Zwar bildet Mexiko einen geografischen Schwerpunkt des Buches, das äußerst informativ und gut lesbar geschrieben ist, aber in mehreren Beiträgen wird die Situation in Zentralamerika, den Andenstaaten und Brasilien geschildert. Mit welchen Methoden Banden wie das berüchtigte „Commando Vermelho“, das rote Kommando, die Favelas von Rio de Janeiro beherrschen, zeigen die Kapitel „Gefährliche Verbindungen“ und „Das Gute des Bösen“. Ein „matuto“ liefert dem Boss Drogen, ein „endolador“ bereitet sie auf und verpackt sie, „vapores“ verkaufen sie an die Endverbraucher. Im Netz des Drogenhandels gibt es noch zahlreiche weitere Akteure – und die Anführer sorgen für den fragwürdigen Schutz der Favela-Bewohner.

Es sind verschiedene Ansätze und Blickwinkel, die der Band präsentiert. Er versammelt zudem mehrere Textgattungen, von der politischen Analyse über Interviews und Kolumnen bis zu Reportagen – wie die über die mexikanische Grenzstadt Ciudad de Juarez. Diese ist eine der Städte mit den höchsten Mordraten der Welt. Ihr gegenüber, auf der US-amerikanischen Seite der Grenze, liegt El Paso. Die mexikanische Journalistin Lourdes Cardenás beschreibt die ungleichen Städte als „Die Schöne und die Hässliche“. Eindrucksvoll schildert sie die Folgen des Drogenkrieges, wenn zum Beispiel die Kinder in der Grundschule lernen, wie sie sich im Falle einer Schießerei zu verhalten haben: „Wirf dich hin und stell dich tot.“

An einer anderen Stelle schildern Jesús Cantú und Mariano Franco den Aufstieg der Zetas von einer Einheit Elitesoldaten über eine paramilitärische Schutztruppe des Golfkartells zu einer der bedeutendsten kriminellen Organisationen Mexikos. Es kommen also viele Aspekte aus dem Themenbereich des Drogenhandels und der organisierten Kriminalität vor. Deutlich wird dabei, was der mexikanische Schriftsteller Paco Ignacio Taibo II in seinem Beitrag betont: Es gibt keine klare Trennung zwischen staatlicher Gewalt und Kriminalität, zwischen Freund und Feind, zwischen Gut und Böse.

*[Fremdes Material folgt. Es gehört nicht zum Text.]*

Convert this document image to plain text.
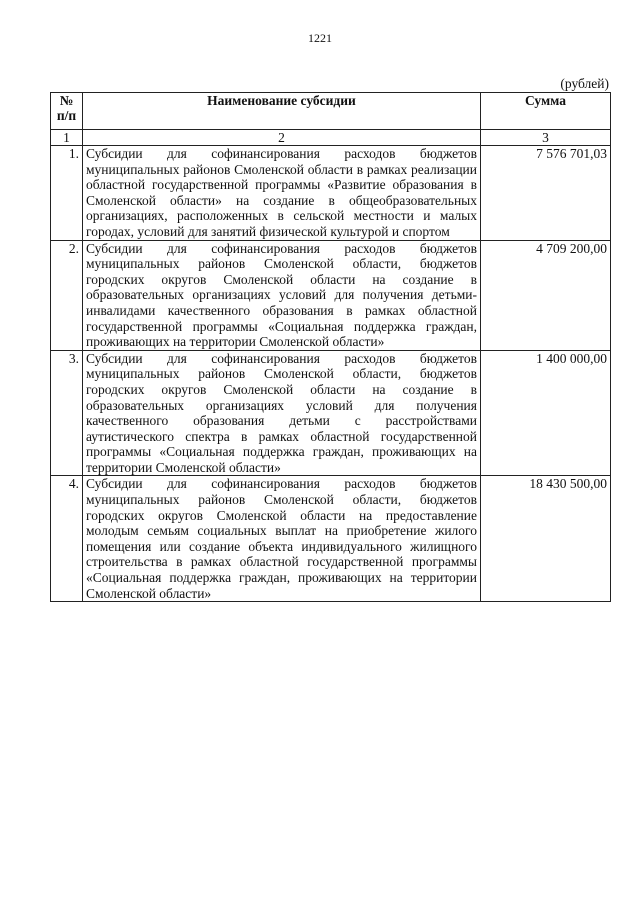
1221
(рублей)
№ п/п	Наименование субсидии	Сумма
1	2	3
1.	Субсидии для софинансирования расходов бюджетов муниципальных районов Смоленской области в рамках реализации областной государственной программы «Развитие образования в Смоленской области» на создание в общеобразовательных организациях, расположенных в сельской местности и малых городах, условий для занятий физической культурой и спортом	7 576 701,03
2.	Субсидии для софинансирования расходов бюджетов муниципальных районов Смоленской области, бюджетов городских округов Смоленской области на создание в образовательных организациях условий для получения детьми-инвалидами качественного образования в рамках областной государственной программы «Социальная поддержка граждан, проживающих на территории Смоленской области»	4 709 200,00
3.	Субсидии для софинансирования расходов бюджетов муниципальных районов Смоленской области, бюджетов городских округов Смоленской области на создание в образовательных организациях условий для получения качественного образования детьми с расстройствами аутистического спектра в рамках областной государственной программы «Социальная поддержка граждан, проживающих на территории Смоленской области»	1 400 000,00
4.	Субсидии для софинансирования расходов бюджетов муниципальных районов Смоленской области, бюджетов городских округов Смоленской области на предоставление молодым семьям социальных выплат на приобретение жилого помещения или создание объекта индивидуального жилищного строительства в рамках областной государственной программы «Социальная поддержка граждан, проживающих на территории Смоленской области»	18 430 500,00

Beschrieben werden die Routen des internationalen Drogenhandels, der Blickwinkel eines mexikanischen Killers ebenso wie die Rolle der Straßengangs. Aber von den Konsumenten der Drogen ist nur wenig die Rede: Drogenabhängige wie die eingangs angesprochen Paco-Süchtigen, die wie Zombies vegetieren – lebende Tote am Ende des Spektrums vom internationalen Milliardengeschäft. 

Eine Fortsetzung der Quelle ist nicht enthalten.